For nearly 100 years, a New Orleans monument commemorated the Battle of Liberty Place—an 1874 street battle in which white Demo – crats took back power from a coalition of white and black Republicans. The city temporarily removed the 20-foot statue during street construction in 1989 then repeatedly postponed its reinstallation. It finally was restored in 1993 in a less conspicuous location. A plaque honoring the battle’s victors was replaced with a citation dedicated to the 34 people who died on both sides of the conflict, but the monument still evokes debate.

An arched art installation commissioned by the city of Baldwin Park, Calif., and dedicated in 1993 raised the ire of a group opposed to illegal immigration.

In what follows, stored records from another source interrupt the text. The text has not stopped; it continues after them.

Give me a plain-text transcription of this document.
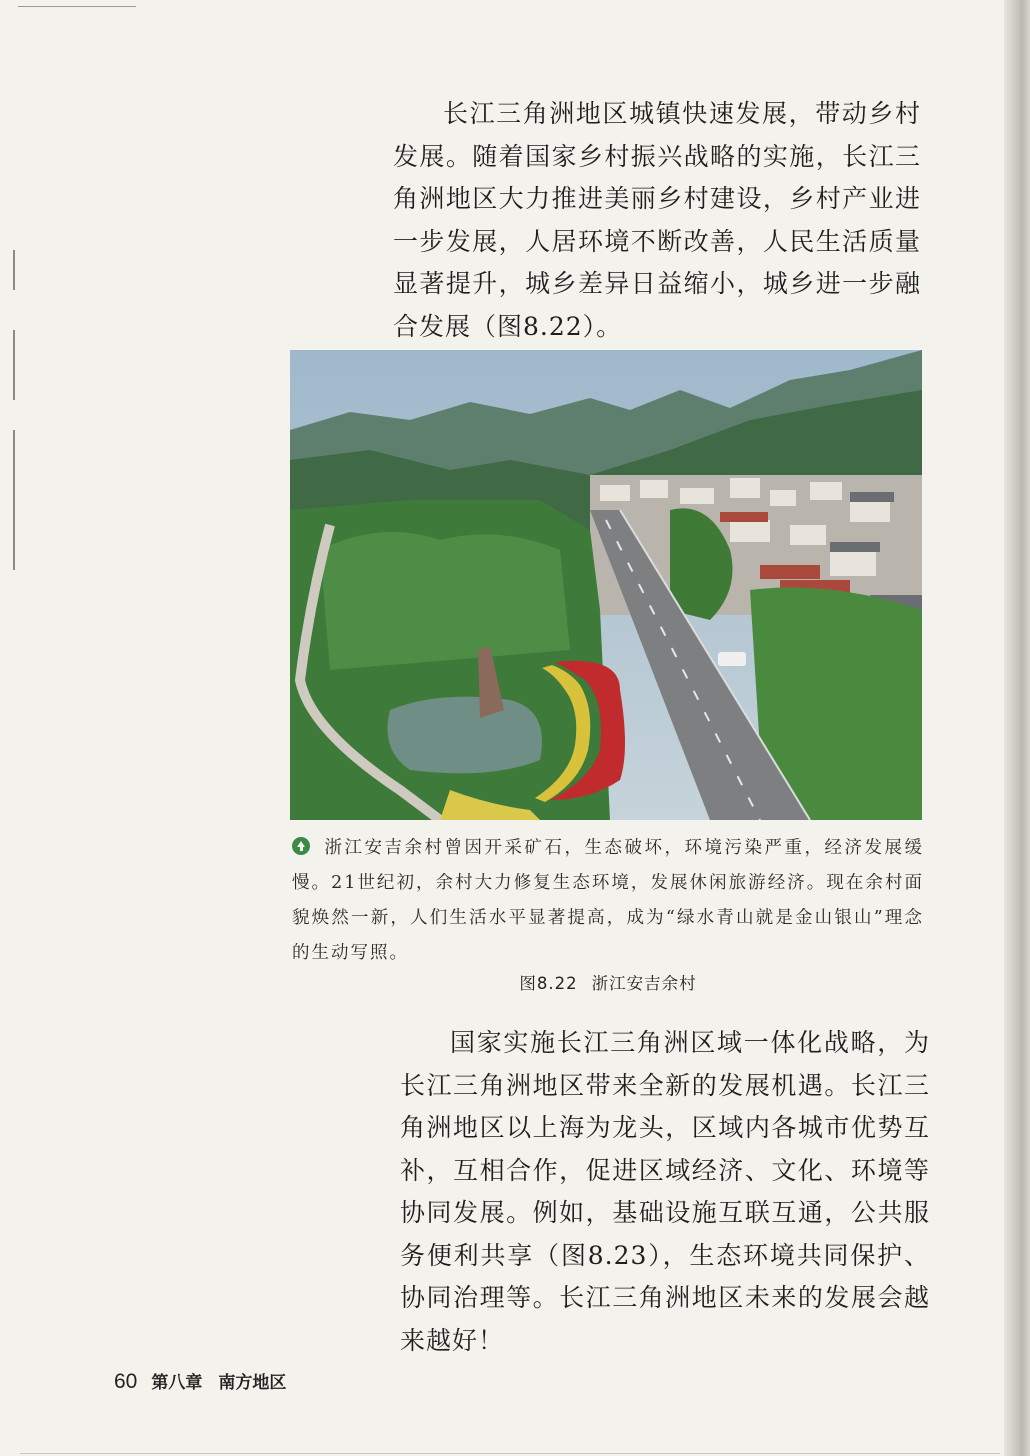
长江三角洲地区城镇快速发展，带动乡村发展。随着国家乡村振兴战略的实施，长江三角洲地区大力推进美丽乡村建设，乡村产业进一步发展，人居环境不断改善，人民生活质量显著提升，城乡差异日益缩小，城乡进一步融合发展（图8.22）。

浙江安吉余村曾因开采矿石，生态破坏，环境污染严重，经济发展缓慢。21世纪初，余村大力修复生态环境，发展休闲旅游经济。现在余村面貌焕然一新，人们生活水平显著提高，成为“绿水青山就是金山银山”理念的生动写照。

图8.22 浙江安吉余村

国家实施长江三角洲区域一体化战略，为长江三角洲地区带来全新的发展机遇。长江三角洲地区以上海为龙头，区域内各城市优势互补，互相合作，促进区域经济、文化、环境等协同发展。例如，基础设施互联互通，公共服务便利共享（图8.23），生态环境共同保护、协同治理等。长江三角洲地区未来的发展会越来越好！

60 第八章 南方地区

In 2005 the newly founded Save Our State held several vitriolic rallies at the monument, which includes the inscription “This land was Mexican once, was Indian always, and is and will be again.” The population of Baldwin Park is about 70 percent Hispanic.

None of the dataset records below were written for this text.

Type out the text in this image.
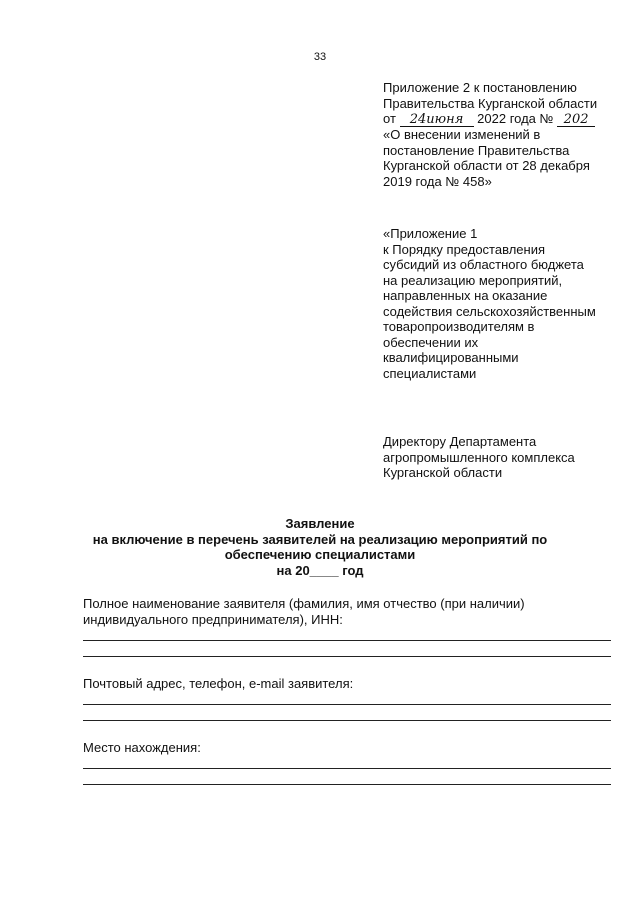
33
Приложение 2 к постановлению
Правительства Курганской области
от 24июня 2022 года № 202
«О внесении изменений в
постановление Правительства
Курганской области от 28 декабря
2019 года № 458»
«Приложение 1
к Порядку предоставления
субсидий из областного бюджета
на реализацию мероприятий,
направленных на оказание
содействия сельскохозяйственным
товаропроизводителям в
обеспечении их
квалифицированными
специалистами
Директору Департамента
агропромышленного комплекса
Курганской области
Заявление
на включение в перечень заявителей на реализацию мероприятий по
обеспечению специалистами
на 20____ год
Полное наименование заявителя (фамилия, имя отчество (при наличии)
индивидуального предпринимателя), ИНН:
Почтовый адрес, телефон, e-mail заявителя:
Место нахождения:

Original San Quentin Found

“May your walls fall and may I live to tell, may all the world forget you ever stood.” Those lyrics to Johnny Cash’s song “San Quentin” rang true when crews began demolishing a group of antiquated medical buildings at the historic California prison to comply with a court-ordered revamping of the medical facilities. Prior to demolition, historians discovered an unknown storage space beneath an 1885 hospital. It turned out to be the original jail, constructed by prisoners in 1854. Built only four years after statehood, the jail is believed to be the oldest public facility in California. Although the 1885 structure will be demolished as scheduled, plans are underway to preserve the original San Quentin.

Pub Plot Remembered

When a windstorm tore the roof from a 150-year-old building in Buffalo, N.Y., the owner used the incident to highlight a little-known episode in American history. In 1866 a group of mostly Irish Civil War veterans, known as the Fenian Brotherhood, met at what was then a German hotel to launch a bizarre plot: Force Great Britain to relinquish control of Ireland by invading British-controlled Canada. The plot failed, but the raids did galvanize support for the Confederation of Ontario, Quebec, New Brunswick and Nova Scotia as a self-governing dominion in 1867. In 1913 the building—known then as Quinn’s Pub—had another brush with history, serving as the birthplace of Buffalo’s St. Patrick’s Day parade. Despite the wind damage, the owner hopes to relocate the structure to the terminus of the Erie Canal, commemorating its original use as a canal tavern.